Hamburg. Dreht die Lüneburger Heide Hamburg den Wasserhahn zu? Nach 35 Jahren Wasserförderung in der Nordheide entscheidet der Landkreis Harburg in den nächsten Wochen, ob die Hamburger Wasserwerke (HWW) weiter im bisherigen oder in noch größerem Umfang Wasser in die Hansestadt pumpen dürfen. Die HWW haben eine Erhöhung der erlaubten Fördermenge von 15,7 auf 16,6 Millionen Kubikmeter im Jahr beantragt. "Wir prüfen sehr genau, welche Folgen eine Ausweitung der Wasserentnahme haben könnte und ob Hamburg tatsächlich so viel Wasser benötigt. Das Verfahren ist ergebnisoffen", sagt Georg Krümpelmann, Sprecher des Landkreises.

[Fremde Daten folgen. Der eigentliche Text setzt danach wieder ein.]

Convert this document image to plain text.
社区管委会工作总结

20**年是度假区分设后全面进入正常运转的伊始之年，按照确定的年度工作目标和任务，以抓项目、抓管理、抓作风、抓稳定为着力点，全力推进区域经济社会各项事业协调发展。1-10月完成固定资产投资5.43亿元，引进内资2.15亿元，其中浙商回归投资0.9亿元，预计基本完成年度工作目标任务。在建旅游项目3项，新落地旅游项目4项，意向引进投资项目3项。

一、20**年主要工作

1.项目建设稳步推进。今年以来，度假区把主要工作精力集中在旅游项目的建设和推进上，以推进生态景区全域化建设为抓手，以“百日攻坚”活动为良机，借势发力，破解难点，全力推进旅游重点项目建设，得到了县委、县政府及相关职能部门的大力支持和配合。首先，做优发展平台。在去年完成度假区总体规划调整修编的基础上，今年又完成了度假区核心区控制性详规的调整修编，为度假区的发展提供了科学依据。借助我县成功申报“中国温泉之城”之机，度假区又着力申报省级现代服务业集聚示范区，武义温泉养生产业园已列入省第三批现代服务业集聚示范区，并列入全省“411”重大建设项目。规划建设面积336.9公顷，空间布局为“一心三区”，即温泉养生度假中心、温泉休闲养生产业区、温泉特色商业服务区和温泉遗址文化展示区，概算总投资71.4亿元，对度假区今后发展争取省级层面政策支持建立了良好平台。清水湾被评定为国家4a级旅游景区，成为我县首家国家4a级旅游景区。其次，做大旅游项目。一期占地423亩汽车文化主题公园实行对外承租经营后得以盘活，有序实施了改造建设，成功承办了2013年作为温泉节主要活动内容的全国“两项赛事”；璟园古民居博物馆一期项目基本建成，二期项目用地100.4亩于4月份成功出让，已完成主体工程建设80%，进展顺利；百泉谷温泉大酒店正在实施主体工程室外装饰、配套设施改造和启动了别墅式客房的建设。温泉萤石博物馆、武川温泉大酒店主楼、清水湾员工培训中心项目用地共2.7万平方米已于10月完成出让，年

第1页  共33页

Die CDU-Fraktion hat sich schon gegen die Verlängerung der Grundwasserentnahme und auch gegen eine Erhöhung der Fördermenge ausgesprochen, sie fordert eine Umweltverträglichkeitsprüfung. Das Thema Heidewasser ist von Beginn an heiß umstritten. Vor fünf Jahren lief der 1974 zwischen Hamburg und Niedersachsen geschlossene Vertrag über die Wasserentnahme aus. In den ersten Jahren war es zu massiven Schäden in den Pumpregionen gekommen. Bäche, Teiche und Feuchtgebiete fielen trocken, an Gebäuden traten Risse auf, sodass die Wasserwerke die erlaubte Fördermenge von rund 20 Millionen Kubikmeter freiwillig auf 15 Millionen Kubikmeter begrenzten. Für eine Übergangszeit bewilligte die inzwischen aufgelöste Bezirksregierung Lüneburg die Förderung von 15,7 Millionen Kubikmetern pro Jahr.

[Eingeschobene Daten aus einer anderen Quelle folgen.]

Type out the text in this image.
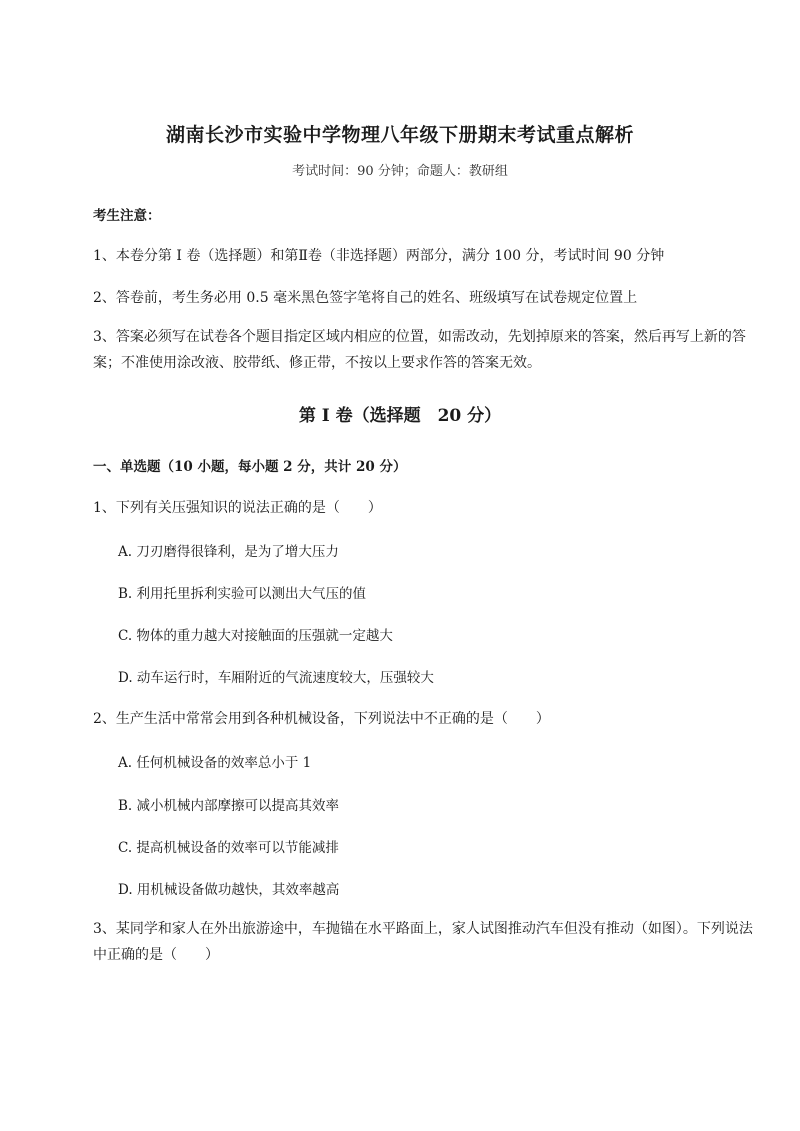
湖南长沙市实验中学物理八年级下册期末考试重点解析
考试时间：90 分钟；命题人：教研组
考生注意：
1、本卷分第 I 卷（选择题）和第Ⅱ卷（非选择题）两部分，满分 100 分，考试时间 90 分钟
2、答卷前，考生务必用 0.5 毫米黑色签字笔将自己的姓名、班级填写在试卷规定位置上
3、答案必须写在试卷各个题目指定区域内相应的位置，如需改动，先划掉原来的答案，然后再写上新的答案；不准使用涂改液、胶带纸、修正带，不按以上要求作答的答案无效。
第 I 卷（选择题　20 分）
一、单选题（10 小题，每小题 2 分，共计 20 分）
1、下列有关压强知识的说法正确的是（　　）
A. 刀刃磨得很锋利，是为了增大压力
B. 利用托里拆利实验可以测出大气压的值
C. 物体的重力越大对接触面的压强就一定越大
D. 动车运行时，车厢附近的气流速度较大，压强较大
2、生产生活中常常会用到各种机械设备，下列说法中不正确的是（　　）
A. 任何机械设备的效率总小于 1
B. 减小机械内部摩擦可以提高其效率
C. 提高机械设备的效率可以节能减排
D. 用机械设备做功越快，其效率越高
3、某同学和家人在外出旅游途中，车抛锚在水平路面上，家人试图推动汽车但没有推动（如图）。下列说法中正确的是（　　）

Sollte die Fördermenge tatsächlich erhöht werden, befürchten die Gegner der Wasserentnahme, dass es erneut zu nachhaltigen Schäden für die Natur in der Heide kommt. Schon jetzt falle der obere Bereich der Este immer öfter trocken, Heidebäche führten weniger Wasser, und der Grundwasserspiegel sei um geschätzte 40 bis 60 Zentimeter gefallen. "Weitere Schäden dürfen wir nicht zulassen", sagt Karl-Herrmann Ott von der Interessengemeinschaft Grundwasserschutz Nordheide (IGN). "Jetzt haben wir die letzte Chance, Schlimmeres zu verhindern - und zwar die letzte Chance für die nächsten drei Jahrzehnte."

Ott wirft der Gegenseite unredliche Methoden vor. "Mir hat man 15 DIN-A4-Ordner mit Antragsunterlagen ins Haus geliefert. Wer soll das alles lesen?!" Die IGN fürchte, dass 16,6 Millionen Kubikmeter "nicht das Ende der Fahnenstange sind: Da wird doch mit allen Tricks gearbeitet." Die Naturschützer ärgert besonders, dass Hamburg mit dem billigen Heidewasser "aus einem längst abgeschriebenen Wasserwerk schöne Gewinne einfährt". Ott: "Wir sehen nicht ein, dass Hamburg mit den Gewinnen aus dem Heidewasser auch noch seine Bäder finanziert."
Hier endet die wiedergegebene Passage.